Almost all current government spending goes on health, education, social welfare and housing. If you would like to face lower taxes in the years ahead, you must also accept that dole and state pensions are too high, that small hospitals should be closed, that class sizes should rise and that the 300,000 people who work in the public service should be paid less. If you object to any or all of these measures, then you should stop daydreaming about tax cuts.
Any state which absorbs, through taxation or borrowing (deferred taxation), and re-circulates 40pc or 50pc of national income, is not engaged merely in redistribution. If such a large portion of the national income was being taken from the rich to assist the poor, the poor would rapidly change places with the rich. Modern European democracies are engaged in robbing Peter to pay Peter in substantial degree.

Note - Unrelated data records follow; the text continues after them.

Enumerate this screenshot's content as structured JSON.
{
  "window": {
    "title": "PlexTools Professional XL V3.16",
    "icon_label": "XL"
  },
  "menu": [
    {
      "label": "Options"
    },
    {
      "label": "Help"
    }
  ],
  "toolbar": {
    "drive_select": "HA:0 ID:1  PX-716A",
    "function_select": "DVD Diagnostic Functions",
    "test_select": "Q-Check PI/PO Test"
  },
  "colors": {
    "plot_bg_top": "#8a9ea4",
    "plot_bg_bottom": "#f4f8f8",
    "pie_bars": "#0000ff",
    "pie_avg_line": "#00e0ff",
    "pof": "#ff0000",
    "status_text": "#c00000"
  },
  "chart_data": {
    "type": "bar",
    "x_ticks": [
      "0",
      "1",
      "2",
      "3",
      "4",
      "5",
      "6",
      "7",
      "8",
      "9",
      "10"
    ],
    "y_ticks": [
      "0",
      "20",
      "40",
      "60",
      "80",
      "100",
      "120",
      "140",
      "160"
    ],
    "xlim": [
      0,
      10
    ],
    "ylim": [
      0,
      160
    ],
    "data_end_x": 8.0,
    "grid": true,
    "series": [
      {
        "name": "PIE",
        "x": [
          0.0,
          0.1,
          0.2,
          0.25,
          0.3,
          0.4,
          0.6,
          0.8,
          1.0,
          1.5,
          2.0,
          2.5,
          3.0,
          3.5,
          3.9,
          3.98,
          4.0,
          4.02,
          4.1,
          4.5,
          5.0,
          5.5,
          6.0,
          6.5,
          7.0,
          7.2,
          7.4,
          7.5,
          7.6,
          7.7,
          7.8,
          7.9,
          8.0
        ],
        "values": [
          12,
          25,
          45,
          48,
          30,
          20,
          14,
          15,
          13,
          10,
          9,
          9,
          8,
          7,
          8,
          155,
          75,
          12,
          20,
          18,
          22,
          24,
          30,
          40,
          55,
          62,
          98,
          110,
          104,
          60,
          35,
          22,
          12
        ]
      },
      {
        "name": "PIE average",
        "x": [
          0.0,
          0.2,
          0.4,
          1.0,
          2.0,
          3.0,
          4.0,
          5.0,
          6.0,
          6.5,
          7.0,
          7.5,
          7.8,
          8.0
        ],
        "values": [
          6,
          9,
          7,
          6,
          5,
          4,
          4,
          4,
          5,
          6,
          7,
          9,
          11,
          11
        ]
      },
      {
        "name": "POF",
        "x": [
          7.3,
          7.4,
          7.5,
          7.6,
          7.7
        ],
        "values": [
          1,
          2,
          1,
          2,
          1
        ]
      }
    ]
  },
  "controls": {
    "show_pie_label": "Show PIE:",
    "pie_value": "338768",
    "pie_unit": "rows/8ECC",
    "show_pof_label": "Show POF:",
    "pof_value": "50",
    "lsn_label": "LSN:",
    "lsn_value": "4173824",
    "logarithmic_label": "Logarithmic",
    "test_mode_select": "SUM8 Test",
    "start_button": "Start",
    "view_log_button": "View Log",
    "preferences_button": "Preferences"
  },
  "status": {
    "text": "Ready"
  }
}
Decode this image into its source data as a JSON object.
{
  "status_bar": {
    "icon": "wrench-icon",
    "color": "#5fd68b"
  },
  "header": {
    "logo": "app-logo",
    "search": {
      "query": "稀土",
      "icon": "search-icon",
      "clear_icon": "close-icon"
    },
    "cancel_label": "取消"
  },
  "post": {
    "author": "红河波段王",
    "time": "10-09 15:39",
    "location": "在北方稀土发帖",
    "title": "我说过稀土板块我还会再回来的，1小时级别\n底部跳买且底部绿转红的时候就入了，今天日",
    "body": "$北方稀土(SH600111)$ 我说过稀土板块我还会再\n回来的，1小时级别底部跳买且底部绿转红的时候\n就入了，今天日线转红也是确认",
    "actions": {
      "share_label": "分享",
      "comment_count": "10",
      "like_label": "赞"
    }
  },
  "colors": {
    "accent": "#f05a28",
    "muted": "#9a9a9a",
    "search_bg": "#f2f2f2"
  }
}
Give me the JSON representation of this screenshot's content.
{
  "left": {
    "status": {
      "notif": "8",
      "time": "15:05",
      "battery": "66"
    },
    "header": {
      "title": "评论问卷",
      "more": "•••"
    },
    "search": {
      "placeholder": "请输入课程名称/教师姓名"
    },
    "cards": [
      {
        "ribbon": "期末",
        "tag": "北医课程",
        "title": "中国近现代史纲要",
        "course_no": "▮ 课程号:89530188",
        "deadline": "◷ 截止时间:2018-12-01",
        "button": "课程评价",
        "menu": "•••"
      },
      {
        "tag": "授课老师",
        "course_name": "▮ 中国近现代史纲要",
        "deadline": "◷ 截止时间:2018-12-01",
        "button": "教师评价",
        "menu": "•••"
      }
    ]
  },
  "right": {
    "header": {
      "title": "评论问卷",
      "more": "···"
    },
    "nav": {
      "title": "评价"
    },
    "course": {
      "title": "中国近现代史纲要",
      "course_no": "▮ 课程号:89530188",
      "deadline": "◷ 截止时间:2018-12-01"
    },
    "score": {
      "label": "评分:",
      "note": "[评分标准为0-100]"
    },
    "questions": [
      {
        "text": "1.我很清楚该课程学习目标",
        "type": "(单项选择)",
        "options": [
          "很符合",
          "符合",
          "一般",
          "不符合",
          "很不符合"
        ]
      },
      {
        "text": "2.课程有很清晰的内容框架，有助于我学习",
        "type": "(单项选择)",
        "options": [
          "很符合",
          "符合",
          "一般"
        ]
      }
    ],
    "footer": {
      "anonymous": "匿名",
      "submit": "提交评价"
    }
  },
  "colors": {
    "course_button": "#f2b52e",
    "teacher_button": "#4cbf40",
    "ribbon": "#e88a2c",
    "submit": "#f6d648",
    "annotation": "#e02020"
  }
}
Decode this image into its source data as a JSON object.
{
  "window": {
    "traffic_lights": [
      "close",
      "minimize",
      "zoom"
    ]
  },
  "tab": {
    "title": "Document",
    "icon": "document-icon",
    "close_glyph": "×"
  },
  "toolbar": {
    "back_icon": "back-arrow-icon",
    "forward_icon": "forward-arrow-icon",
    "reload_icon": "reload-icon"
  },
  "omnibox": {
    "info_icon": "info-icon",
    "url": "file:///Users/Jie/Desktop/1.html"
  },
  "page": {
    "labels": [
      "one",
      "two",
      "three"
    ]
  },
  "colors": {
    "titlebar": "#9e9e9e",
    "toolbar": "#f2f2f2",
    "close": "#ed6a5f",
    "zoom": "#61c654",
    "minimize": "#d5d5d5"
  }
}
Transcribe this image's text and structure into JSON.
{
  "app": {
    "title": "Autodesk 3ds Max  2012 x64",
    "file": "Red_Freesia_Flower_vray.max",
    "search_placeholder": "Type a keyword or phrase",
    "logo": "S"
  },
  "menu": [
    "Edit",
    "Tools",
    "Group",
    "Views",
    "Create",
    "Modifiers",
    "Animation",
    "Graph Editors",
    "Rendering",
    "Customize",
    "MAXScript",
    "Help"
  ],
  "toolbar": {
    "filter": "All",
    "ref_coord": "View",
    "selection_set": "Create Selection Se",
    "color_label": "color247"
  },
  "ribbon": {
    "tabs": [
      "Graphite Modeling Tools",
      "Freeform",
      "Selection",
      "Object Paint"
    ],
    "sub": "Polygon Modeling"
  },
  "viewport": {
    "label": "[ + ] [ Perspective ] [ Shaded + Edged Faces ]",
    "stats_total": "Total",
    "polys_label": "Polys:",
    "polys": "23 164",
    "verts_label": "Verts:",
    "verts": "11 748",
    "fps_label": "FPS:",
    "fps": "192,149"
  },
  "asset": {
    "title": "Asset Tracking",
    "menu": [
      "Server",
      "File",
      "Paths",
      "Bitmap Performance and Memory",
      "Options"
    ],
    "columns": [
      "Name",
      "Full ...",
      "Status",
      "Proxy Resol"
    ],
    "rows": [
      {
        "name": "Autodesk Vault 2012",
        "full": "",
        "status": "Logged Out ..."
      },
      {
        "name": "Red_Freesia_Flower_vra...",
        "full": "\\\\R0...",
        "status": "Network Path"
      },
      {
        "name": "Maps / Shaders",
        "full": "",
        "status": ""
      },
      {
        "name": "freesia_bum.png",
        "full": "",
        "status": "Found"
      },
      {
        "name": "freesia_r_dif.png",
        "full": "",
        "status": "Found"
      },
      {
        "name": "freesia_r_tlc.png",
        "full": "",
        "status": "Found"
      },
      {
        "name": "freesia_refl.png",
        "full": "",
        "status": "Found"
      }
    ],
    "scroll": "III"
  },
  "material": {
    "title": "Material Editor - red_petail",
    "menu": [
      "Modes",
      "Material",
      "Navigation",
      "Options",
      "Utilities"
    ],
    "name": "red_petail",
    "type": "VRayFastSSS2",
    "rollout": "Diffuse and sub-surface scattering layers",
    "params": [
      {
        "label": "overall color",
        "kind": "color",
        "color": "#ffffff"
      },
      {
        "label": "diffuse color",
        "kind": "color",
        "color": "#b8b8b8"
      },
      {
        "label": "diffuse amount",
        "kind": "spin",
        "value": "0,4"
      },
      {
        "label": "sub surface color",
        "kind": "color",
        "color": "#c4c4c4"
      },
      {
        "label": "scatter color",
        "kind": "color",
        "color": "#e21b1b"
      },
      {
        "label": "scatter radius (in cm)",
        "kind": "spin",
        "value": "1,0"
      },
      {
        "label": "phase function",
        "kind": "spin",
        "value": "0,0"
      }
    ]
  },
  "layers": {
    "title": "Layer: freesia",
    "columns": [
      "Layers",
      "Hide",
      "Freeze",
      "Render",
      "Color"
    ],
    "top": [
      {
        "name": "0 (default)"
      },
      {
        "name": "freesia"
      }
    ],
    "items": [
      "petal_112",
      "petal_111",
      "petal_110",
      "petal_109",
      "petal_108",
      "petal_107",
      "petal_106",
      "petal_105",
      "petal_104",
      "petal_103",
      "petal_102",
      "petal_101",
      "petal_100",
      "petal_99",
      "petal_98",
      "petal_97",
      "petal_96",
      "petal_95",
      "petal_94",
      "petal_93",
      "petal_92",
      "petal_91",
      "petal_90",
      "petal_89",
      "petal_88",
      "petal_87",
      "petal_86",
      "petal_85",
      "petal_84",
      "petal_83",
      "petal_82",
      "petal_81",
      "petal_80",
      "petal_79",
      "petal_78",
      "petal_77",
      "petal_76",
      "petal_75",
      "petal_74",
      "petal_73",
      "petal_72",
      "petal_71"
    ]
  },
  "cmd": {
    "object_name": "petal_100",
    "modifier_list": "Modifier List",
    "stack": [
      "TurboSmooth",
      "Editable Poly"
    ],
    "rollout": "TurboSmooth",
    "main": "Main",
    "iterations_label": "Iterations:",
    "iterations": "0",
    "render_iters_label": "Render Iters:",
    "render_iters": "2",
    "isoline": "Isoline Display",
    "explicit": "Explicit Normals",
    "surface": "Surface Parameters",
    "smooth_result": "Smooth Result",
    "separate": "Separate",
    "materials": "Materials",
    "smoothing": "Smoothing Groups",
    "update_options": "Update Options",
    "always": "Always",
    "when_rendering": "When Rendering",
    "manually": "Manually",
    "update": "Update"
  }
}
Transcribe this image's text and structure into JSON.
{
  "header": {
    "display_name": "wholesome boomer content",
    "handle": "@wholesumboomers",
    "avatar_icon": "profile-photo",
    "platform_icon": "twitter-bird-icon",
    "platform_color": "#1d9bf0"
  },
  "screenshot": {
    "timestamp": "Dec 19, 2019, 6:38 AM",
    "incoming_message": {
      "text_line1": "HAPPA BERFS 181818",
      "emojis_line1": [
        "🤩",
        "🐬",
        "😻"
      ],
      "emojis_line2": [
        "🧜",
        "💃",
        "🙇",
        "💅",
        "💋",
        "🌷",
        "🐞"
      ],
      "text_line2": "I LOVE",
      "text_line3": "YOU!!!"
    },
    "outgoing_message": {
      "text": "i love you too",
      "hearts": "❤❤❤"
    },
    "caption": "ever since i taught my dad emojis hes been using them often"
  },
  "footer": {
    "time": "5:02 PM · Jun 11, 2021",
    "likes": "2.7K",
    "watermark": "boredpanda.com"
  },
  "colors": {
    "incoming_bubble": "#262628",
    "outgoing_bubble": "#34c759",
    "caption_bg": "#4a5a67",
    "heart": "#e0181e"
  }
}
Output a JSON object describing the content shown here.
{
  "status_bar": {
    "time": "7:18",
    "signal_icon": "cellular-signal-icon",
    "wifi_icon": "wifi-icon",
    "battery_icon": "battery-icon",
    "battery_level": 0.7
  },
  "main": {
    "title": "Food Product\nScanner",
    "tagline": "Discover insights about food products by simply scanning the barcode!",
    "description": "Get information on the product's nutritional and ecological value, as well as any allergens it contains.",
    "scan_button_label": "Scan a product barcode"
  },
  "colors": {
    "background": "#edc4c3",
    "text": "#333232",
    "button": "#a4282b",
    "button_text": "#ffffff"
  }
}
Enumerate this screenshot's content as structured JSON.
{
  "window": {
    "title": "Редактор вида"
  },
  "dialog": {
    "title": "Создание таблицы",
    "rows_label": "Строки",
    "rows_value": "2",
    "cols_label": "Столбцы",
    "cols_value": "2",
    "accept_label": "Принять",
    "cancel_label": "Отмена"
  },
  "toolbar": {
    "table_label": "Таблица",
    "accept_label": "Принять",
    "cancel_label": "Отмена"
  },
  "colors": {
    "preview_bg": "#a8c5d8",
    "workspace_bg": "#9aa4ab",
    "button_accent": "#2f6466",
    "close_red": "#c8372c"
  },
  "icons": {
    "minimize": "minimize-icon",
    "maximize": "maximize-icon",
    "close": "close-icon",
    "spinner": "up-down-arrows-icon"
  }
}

Circular transfers from and to middling socioeconomic groups, imposing taxation on, but delivering transfers to, the average citizen, account for the bulk of government activity. If the government did no more than tax the seriously rich and redirect the proceeds to the seriously poor, the government would be a pretty small organisation.
When the canvassers come knocking, they will bear gifts. They will promise no more expenditure cuts and beguiling reductions in the burden of taxes. Any credible programme of tax reductions needs to pass two tests. These are (a) how soon does the budget deficit disappear with the promised tax reductions?, and (b) through what magic can taxes be cut without expenditure reductions?
A political party, old or new, offering tax cuts needs to offer also serious reductions in old age pensions, dole payments, public service pay, hospital closures, larger school classes, higher college fees, and small-print items like fewer ghost garda stations and fewer unpatronised train services. No such political party appears to be on the horizon. The electorate will likely have to choose off a menu of non-credible programmes built around 'tax the rich and stop the waste' evasions. No serious reductions in the burden of taxation on middle-income earners can be financed without reductions in public expenditure, the bulk of which ends up providing income and services for the very same middle-income earners.